Inoltre, non c’è dubbio – prosegue – che l’odierna cultura del lavoro, imperniata sull’essere sempre connesso e sulla flessibilità, sia una delle concause del numero crescente di casi di burnout.

Claudia Kraaz ha lavorato per molti anni nel settore comunicazione del Credit Suisse e oggi è coach e propone dei corsi di gestione dello stress. Secondo lei, i datori di lavoro potrebbero fare di più per prevenire il burnout, ad esempio per il modo in cui i manager trattano e si relazionano coi loro dipendenti.

La coach e la specialista di comunicazione sostiene che le persone più a rischio sono quelle che hanno tendenza ad assumersi troppi impegni nel loro lavoro. Spesso è una questione di personalità e di stile di gestione, specialmente tra i quadri intermedi. “Chi è perfezionista incorre in rischi maggiori, è chiaro”, spiega.

“In Svizzera – prosegue Claudia Kraaz – il fallimento non è tollerato“. In altri paesi, invece, sbagliare non è così malvisto.
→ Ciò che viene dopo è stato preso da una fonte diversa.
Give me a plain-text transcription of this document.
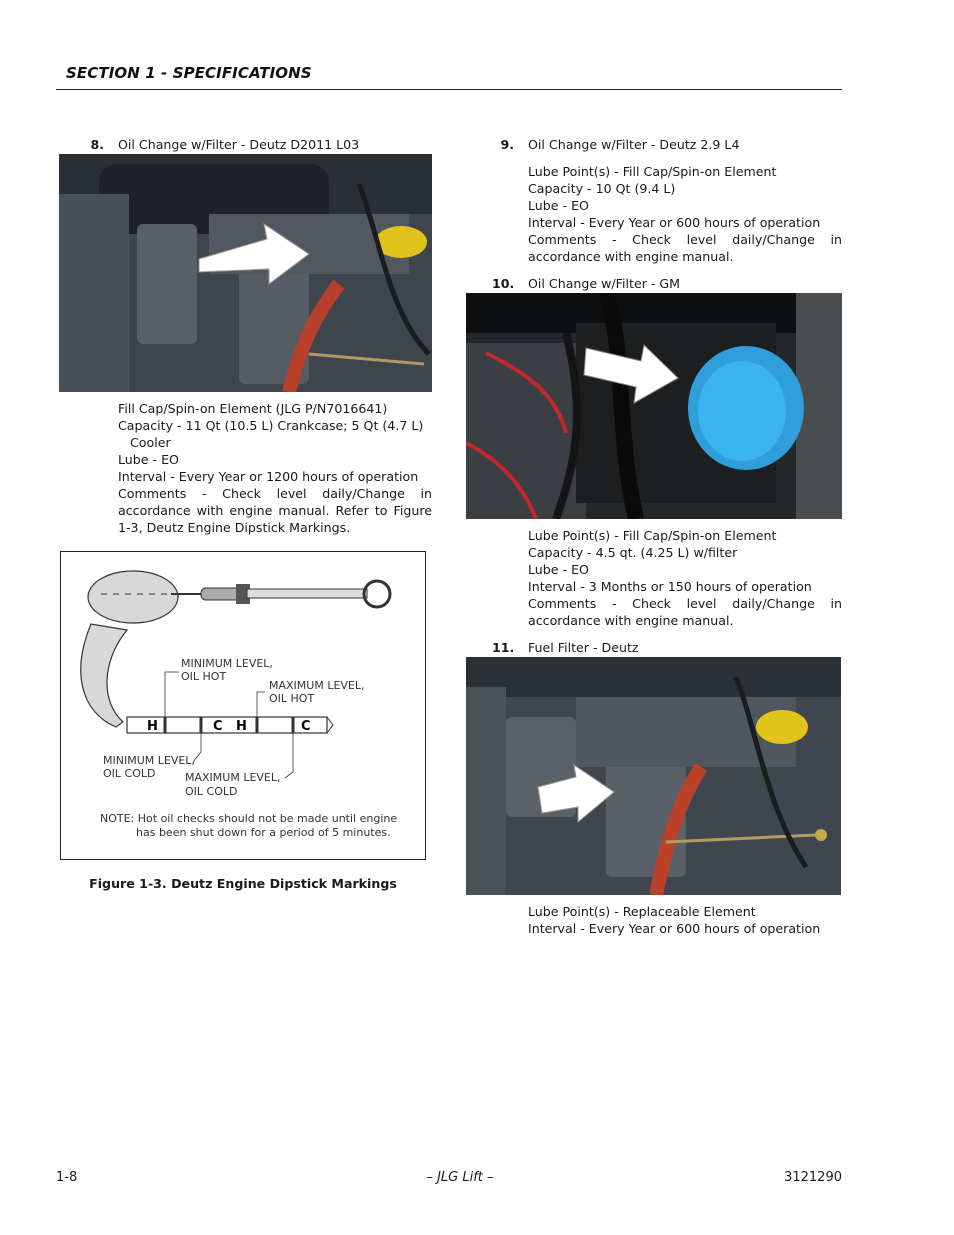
SECTION 1 - SPECIFICATIONS
8. Oil Change w/Filter - Deutz D2011 L03

Fill Cap/Spin-on Element (JLG P/N7016641)

Capacity - 11 Qt (10.5 L) Crankcase; 5 Qt (4.7 L)

Cooler

Lube - EO

Interval - Every Year or 1200 hours of operation

Comments - Check level daily/Change in accordance with engine manual. Refer to Figure 1-3, Deutz Engine Dipstick Markings.

H	C H	C
MINIMUM LEVEL,
OIL HOT
MAXIMUM LEVEL,
OIL HOT
MINIMUM LEVEL,
OIL COLD	MAXIMUM LEVEL,
OIL COLD
NOTE: Hot oil checks should not be made until engine
has been shut down for a period of 5 minutes.
Figure 1-3. Deutz Engine Dipstick Markings
9. Oil Change w/Filter - Deutz 2.9 L4

Lube Point(s) - Fill Cap/Spin-on Element

Capacity - 10 Qt (9.4 L)

Lube - EO

Interval - Every Year or 600 hours of operation

Comments - Check level daily/Change in accordance with engine manual.

10. Oil Change w/Filter - GM

Lube Point(s) - Fill Cap/Spin-on Element

Capacity - 4.5 qt. (4.25 L) w/filter

Lube - EO

Interval - 3 Months or 150 hours of operation

Comments - Check level daily/Change in accordance with engine manual.

11. Fuel Filter - Deutz

Lube Point(s) - Replaceable Element

Interval - Every Year or 600 hours of operation

1-8	– JLG Lift –	3121290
Anzi, è spesso considerato come un passo necessario per avanzare ulteriormente.

“Qui la gente pensa che si debba fare tutto al mille per cento in modo corretto. È così che siamo cresciuti. Se fallisci una volta, hai un problema”.

Per R. è sulla stessa lunghezza d’onda: “L’efficienza è talmente importante in Svizzera. Non bisogna perdere tempo, non c’è tempo per sentire nulla. Si è come un criceto su una ruota. E una volta stigmatizzato, sei fuori!”.

Boom dei trattamenti

Diversi personaggi pubblici hanno parlato apertamente di quanto hanno vissuto, ciò che ha contribuito a sensibilizzare l’opinione pubblica e a ridurre la stigmatizzazione nei confronti di chi soffre di burnout.

In tutto il paese sono spuntati ambulatori per il burnout, dei gruppi di sostegno e dei coach specialisti dell’equilibrio fra lavoro e vita privata.

Seguire un trattamento e poi ritornare come nulla fosse alla vita quotidiana precedente non è però sufficiente, spiega Claudia Kraaz. “Se le persone ricadono nella stessa routine di prima, possono facilmente ritrovarsi di nuovo in trappola”.

Il suo consiglio? Non fare niente. “Nel tempo libero corriamo sempre. Ogni due settimane, prendetevi uno o due giorni senza avere nulla in programma. Svegliatevi e semplicemente ascoltate le vostre sensazioni”.